The Israeli filmmaker Orly Mirkin made two films about her: The Rebbetzin's Secret and The Rebbetzin Barash's Secrets Revealed. Following the huge success of the first one, Barash was subjected to a smear campaign, threats and sexist criticism from rabbis, and even came under attack with Molotov cocktails at one of her offices. In the second, she explained that she had been raped and that she had got in touch with the son she had had to give up for adoption.
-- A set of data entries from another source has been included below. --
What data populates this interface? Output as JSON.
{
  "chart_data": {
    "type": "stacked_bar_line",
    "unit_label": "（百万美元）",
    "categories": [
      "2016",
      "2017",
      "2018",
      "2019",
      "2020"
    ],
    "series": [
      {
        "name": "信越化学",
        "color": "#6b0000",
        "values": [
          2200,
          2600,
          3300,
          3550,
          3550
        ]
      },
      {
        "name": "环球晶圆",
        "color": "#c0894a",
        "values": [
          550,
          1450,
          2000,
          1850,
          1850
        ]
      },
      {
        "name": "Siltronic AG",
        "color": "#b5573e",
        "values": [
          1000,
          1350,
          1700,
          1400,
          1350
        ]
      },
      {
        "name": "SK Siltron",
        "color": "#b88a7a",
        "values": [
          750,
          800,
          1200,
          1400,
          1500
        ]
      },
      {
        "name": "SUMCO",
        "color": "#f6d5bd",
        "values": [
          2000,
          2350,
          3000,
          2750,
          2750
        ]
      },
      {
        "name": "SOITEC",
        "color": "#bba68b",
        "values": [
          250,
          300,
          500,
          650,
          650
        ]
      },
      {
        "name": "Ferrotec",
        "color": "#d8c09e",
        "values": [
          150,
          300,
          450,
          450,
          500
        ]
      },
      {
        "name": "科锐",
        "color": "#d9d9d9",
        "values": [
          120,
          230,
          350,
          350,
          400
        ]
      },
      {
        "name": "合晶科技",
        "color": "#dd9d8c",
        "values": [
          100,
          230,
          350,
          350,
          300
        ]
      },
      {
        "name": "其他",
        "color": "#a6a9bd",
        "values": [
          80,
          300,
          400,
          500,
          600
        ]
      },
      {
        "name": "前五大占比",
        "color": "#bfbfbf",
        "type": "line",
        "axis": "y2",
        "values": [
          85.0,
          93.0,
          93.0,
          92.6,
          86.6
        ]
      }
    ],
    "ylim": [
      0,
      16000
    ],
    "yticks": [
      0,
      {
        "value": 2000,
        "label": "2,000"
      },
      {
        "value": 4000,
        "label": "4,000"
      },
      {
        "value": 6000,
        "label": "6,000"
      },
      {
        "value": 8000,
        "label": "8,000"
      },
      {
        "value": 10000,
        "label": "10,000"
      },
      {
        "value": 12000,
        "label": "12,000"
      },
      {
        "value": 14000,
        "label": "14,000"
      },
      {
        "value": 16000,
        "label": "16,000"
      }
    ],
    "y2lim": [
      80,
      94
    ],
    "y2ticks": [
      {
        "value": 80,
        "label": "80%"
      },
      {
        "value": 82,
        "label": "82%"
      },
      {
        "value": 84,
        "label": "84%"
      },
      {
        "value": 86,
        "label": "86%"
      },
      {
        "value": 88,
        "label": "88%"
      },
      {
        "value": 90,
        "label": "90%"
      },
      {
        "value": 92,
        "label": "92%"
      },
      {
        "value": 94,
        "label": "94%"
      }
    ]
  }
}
In 2017, she launched her own clothing line. In an interview with Ynet in 2025, she explained that the word ‘feminism’ had caused her problems, so although she does not wish to define herself as such, she does advocate for gender equality and believes there should be female rabbis for women.

==Personal life==
Barash is divorced, with whom have five children, and lives and works in Kiryat Gat. In 2016 Barash was admitted to hospital in a serious condition following a pulmonary embolism after an operation.